Polyhymno convergens

Scientific classification
- Domain: Eukaryota
- Kingdom: Animalia
- Phylum: Arthropoda
- Class: Insecta
- Order: Lepidoptera
- Family: Gelechiidae
- Genus: Polyhymno
- Species: P. convergens
- Binomial name: Polyhymno convergens Walsingham 1911

= Polyhymno convergens =

- Authority: Walsingham 1911

Species of moth

Polyhymno convergens is a moth of the family Gelechiidae. It was described by Thomas de Grey, 6th Baron Walsingham, in 1911. It is found in Mexico (Guerrero).
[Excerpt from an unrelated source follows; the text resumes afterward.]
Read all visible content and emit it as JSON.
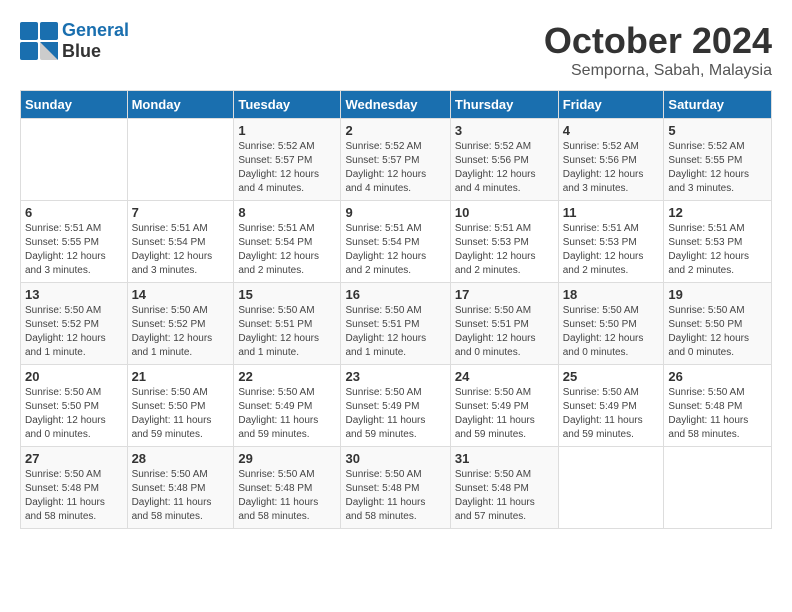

The wingspan is about 16 mm. The forewings are greyish fuscous, longitudinally streaked with hoary whitish. There is a broad streak from the base below the costa extending over the fold, on the middle of which it is slightly broken. An arrow-like point following the fold towards the tornus and beyond the middle of the wing two hoary streaks, arising on the fold, converge towards the apex, nearly meeting the converging ends of four similar costal streaks of which the two outer are short and cuneiform, separated and followed by dark greyish fuscous, the tail-like apex also streaked above and beneath with fuscous and white alternately. An elongatesilvery patch lies within the termen, the space around it and towards the costa and subapical incision fawn-brown. The hindwings are brownish grey.